Burlaga/Arctowski Medal Fellowship
The Dr. Leonard F. Burlaga/Arctowski Medal Fellowship is equivalent to a 50%-time Graduate Assistantship during the summer. The fellowship will be awarded to a full-time graduate student in good standing with exceptional potential in their field. They must be enrolled in the School of Physics and Astronomy working toward a graduate degree and associated with the Space Physics Group.
2023 Burlaga/Arctowski Medal Fellowship Recipients
Reed is from Houston, Texas. "My research interest is in solar physics. Specifically, I look at the Sun, primarily in X-rays, to observe very faint solar flares. Since they're more difficult to observe than brighter, larger flares, less known about them, and I am using the very sensitive NuSTAR telescope to perform a statistical study in an attempt to better understand their properties."
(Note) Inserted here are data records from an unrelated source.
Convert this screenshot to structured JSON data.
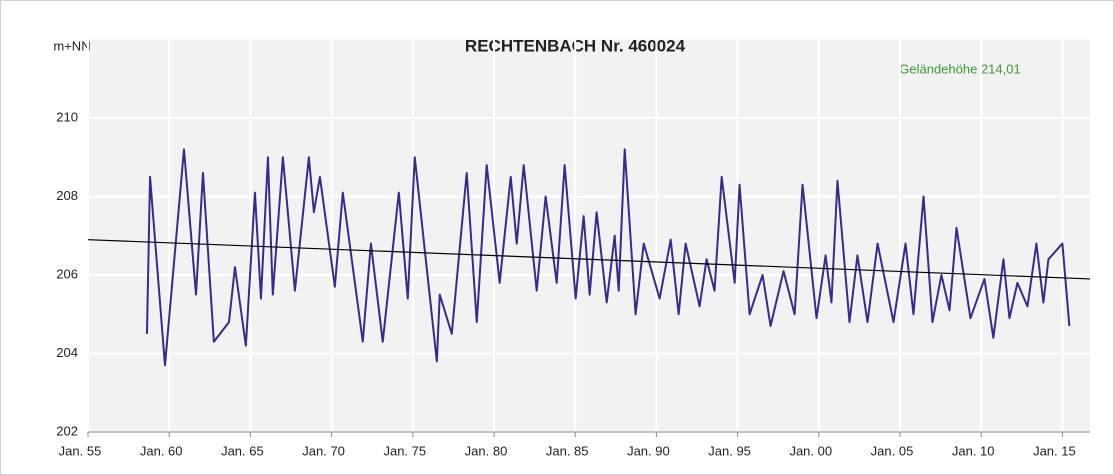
{
  "chart_data": {
    "type": "line",
    "title": "RECHTENBACH  Nr. 460024",
    "y_label": "m+NN",
    "annotation": "Geländehöhe 214,01",
    "grid": true,
    "xlim": [
      1955,
      2016.7
    ],
    "ylim": [
      202,
      212
    ],
    "xticks": [
      {
        "value": 1955,
        "label": "Jan. 55"
      },
      {
        "value": 1960,
        "label": "Jan. 60"
      },
      {
        "value": 1965,
        "label": "Jan. 65"
      },
      {
        "value": 1970,
        "label": "Jan. 70"
      },
      {
        "value": 1975,
        "label": "Jan. 75"
      },
      {
        "value": 1980,
        "label": "Jan. 80"
      },
      {
        "value": 1985,
        "label": "Jan. 85"
      },
      {
        "value": 1990,
        "label": "Jan. 90"
      },
      {
        "value": 1995,
        "label": "Jan. 95"
      },
      {
        "value": 2000,
        "label": "Jan. 00"
      },
      {
        "value": 2005,
        "label": "Jan. 05"
      },
      {
        "value": 2010,
        "label": "Jan. 10"
      },
      {
        "value": 2015,
        "label": "Jan. 15"
      }
    ],
    "yticks": [
      202,
      204,
      206,
      208,
      210
    ],
    "x": [
      1958.63,
      1958.82,
      1959.74,
      1960.91,
      1961.65,
      1962.08,
      1962.75,
      1963.68,
      1964.05,
      1964.72,
      1965.28,
      1965.65,
      1966.08,
      1966.38,
      1967.0,
      1967.74,
      1968.6,
      1968.91,
      1969.28,
      1970.2,
      1970.69,
      1971.92,
      1972.42,
      1973.15,
      1974.14,
      1974.69,
      1975.12,
      1976.48,
      1976.66,
      1977.4,
      1978.32,
      1978.94,
      1979.55,
      1980.35,
      1981.03,
      1981.4,
      1981.83,
      1982.63,
      1983.18,
      1983.86,
      1984.35,
      1985.03,
      1985.52,
      1985.89,
      1986.32,
      1986.94,
      1987.43,
      1987.68,
      1988.05,
      1988.72,
      1989.22,
      1990.2,
      1990.88,
      1991.37,
      1991.8,
      1992.66,
      1993.09,
      1993.58,
      1994.02,
      1994.82,
      1995.12,
      1995.74,
      1996.54,
      1997.03,
      1997.83,
      1998.51,
      1999.0,
      1999.86,
      2000.42,
      2000.78,
      2001.15,
      2001.89,
      2002.38,
      2003.0,
      2003.62,
      2004.6,
      2005.34,
      2005.83,
      2006.45,
      2007.0,
      2007.55,
      2008.05,
      2008.48,
      2009.34,
      2010.2,
      2010.75,
      2011.37,
      2011.74,
      2012.23,
      2012.85,
      2013.4,
      2013.83,
      2014.14,
      2015.0,
      2015.43
    ],
    "series": [
      {
        "color": "#3b2a8c",
        "values": [
          204.5,
          208.5,
          203.7,
          209.2,
          205.5,
          208.6,
          204.3,
          204.8,
          206.2,
          204.2,
          208.1,
          205.4,
          209.0,
          205.5,
          209.0,
          205.6,
          209.0,
          207.6,
          208.5,
          205.7,
          208.1,
          204.3,
          206.8,
          204.3,
          208.1,
          205.4,
          209.0,
          203.8,
          205.5,
          204.5,
          208.6,
          204.8,
          208.8,
          205.8,
          208.5,
          206.8,
          208.8,
          205.6,
          208.0,
          205.8,
          208.8,
          205.4,
          207.5,
          205.5,
          207.6,
          205.3,
          207.0,
          205.6,
          209.2,
          205.0,
          206.8,
          205.4,
          206.9,
          205.0,
          206.8,
          205.2,
          206.4,
          205.6,
          208.5,
          205.8,
          208.3,
          205.0,
          206.0,
          204.7,
          206.1,
          205.0,
          208.3,
          204.9,
          206.5,
          205.3,
          208.4,
          204.8,
          206.5,
          204.8,
          206.8,
          204.8,
          206.8,
          205.0,
          208.0,
          204.8,
          206.0,
          205.1,
          207.2,
          204.9,
          205.9,
          204.4,
          206.4,
          204.9,
          205.8,
          205.2,
          206.8,
          205.3,
          206.4,
          206.8,
          204.7
        ]
      }
    ],
    "trend": {
      "color": "#000000",
      "x": [
        1955,
        2016.7
      ],
      "values": [
        206.9,
        205.9
      ]
    }
  }
}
2022 Burlaga/Arctowski Medal Fellowship Recipients
2019 Burlaga/Arctowski Medal Fellowship Recipients
Jessie is originally from Charlotte, NC. With the support of the Burlaga Fellowship, she will spend this summer continuing her analysis of data from an observation of the sun by the NuSTAR telescope. She works on both data analysis and detector development for high energy x-ray observation of the sun.
Aaron grew up in Edmonds, WA and has a B.S. in Comprehensive Physics from the University of Washington. The Burlaga Fellowship will support his research for summer 2019, establishing a model for plasma waves in Earth's magnetosphere. His research focuses on the intricacies of wave propagation and interaction with other waves, particles, and the earth's atmosphere. The goal is to refine predictive technologies to make space travel safer and help ground-based facilities withstand magnetic fluctuations caused by solar activity.
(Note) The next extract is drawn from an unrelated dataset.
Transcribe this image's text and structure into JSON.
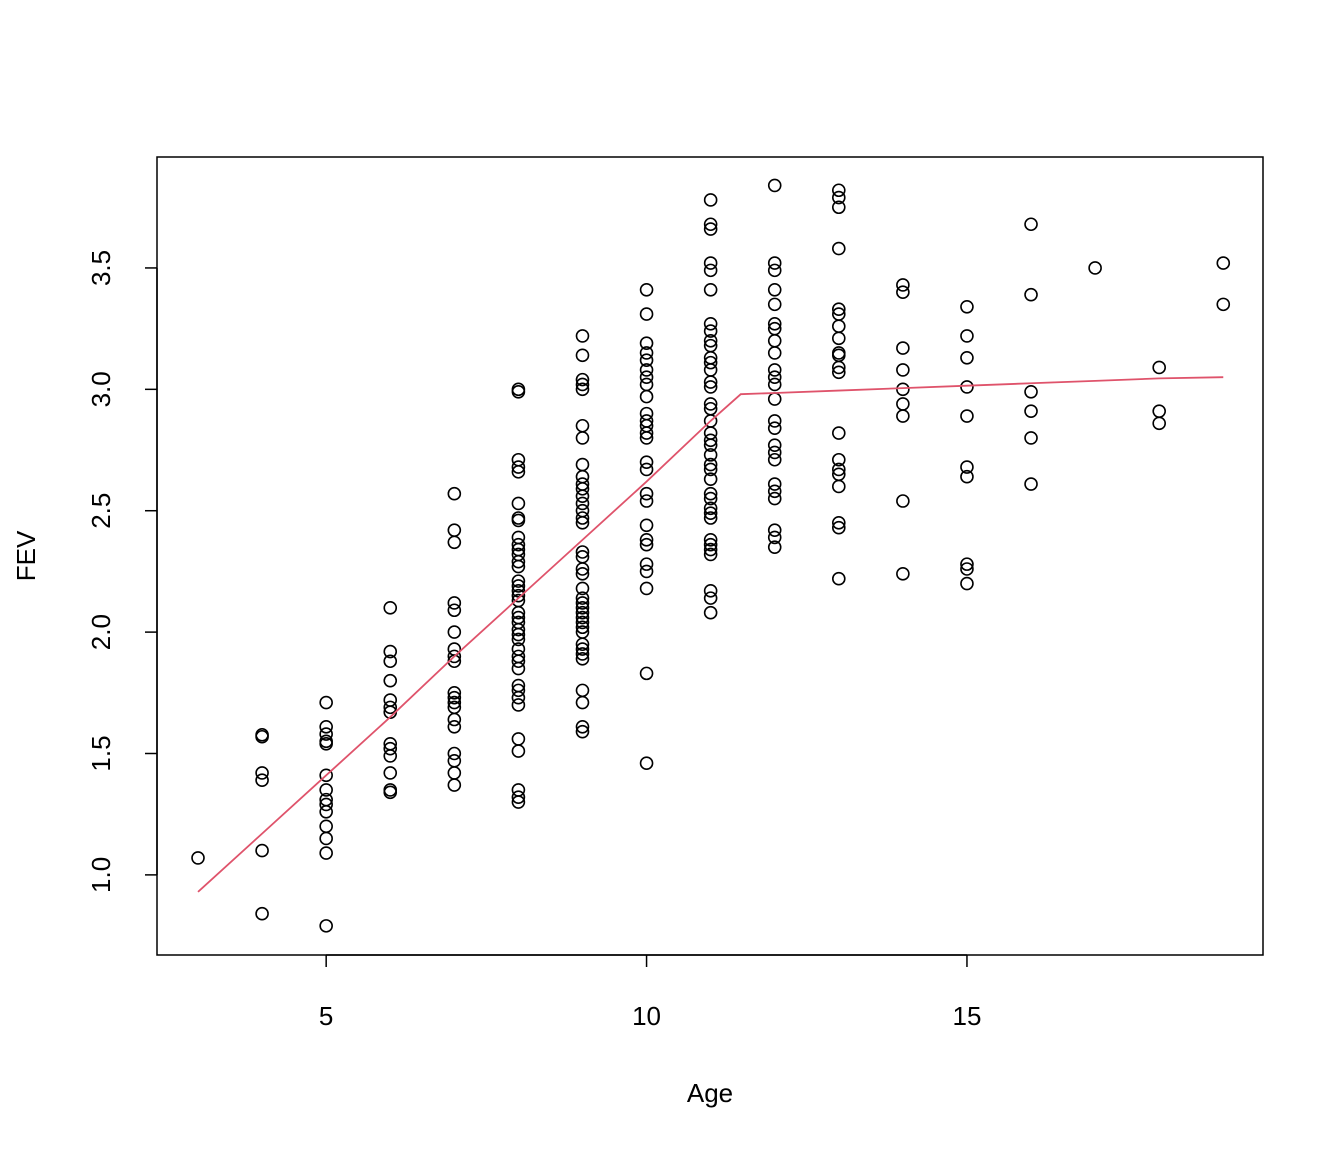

2017 Burlaga/Arctowski Medal Fellowship Recipient
Evan moved around a lot growing up: North Carolina, New Mexico, Germany, and Virginia. He plans to use the fellowship to attend the Geospace Environment Modeling (GEM) conference and the Solar Heliospheric & INterplanetary Environment (SHINE) conference in order to present two of his research projects. Tyler will also be working on preparing this research during the Summer, as well as continuing his work as the Outreach Coordinator for MIfA. Tyler's research focus is on reconnection in the magnetotail and on high-amplitude whistler waves in the magnetosphere, using in-situ satellite measurements to study energy flows and particle dynamics in these events.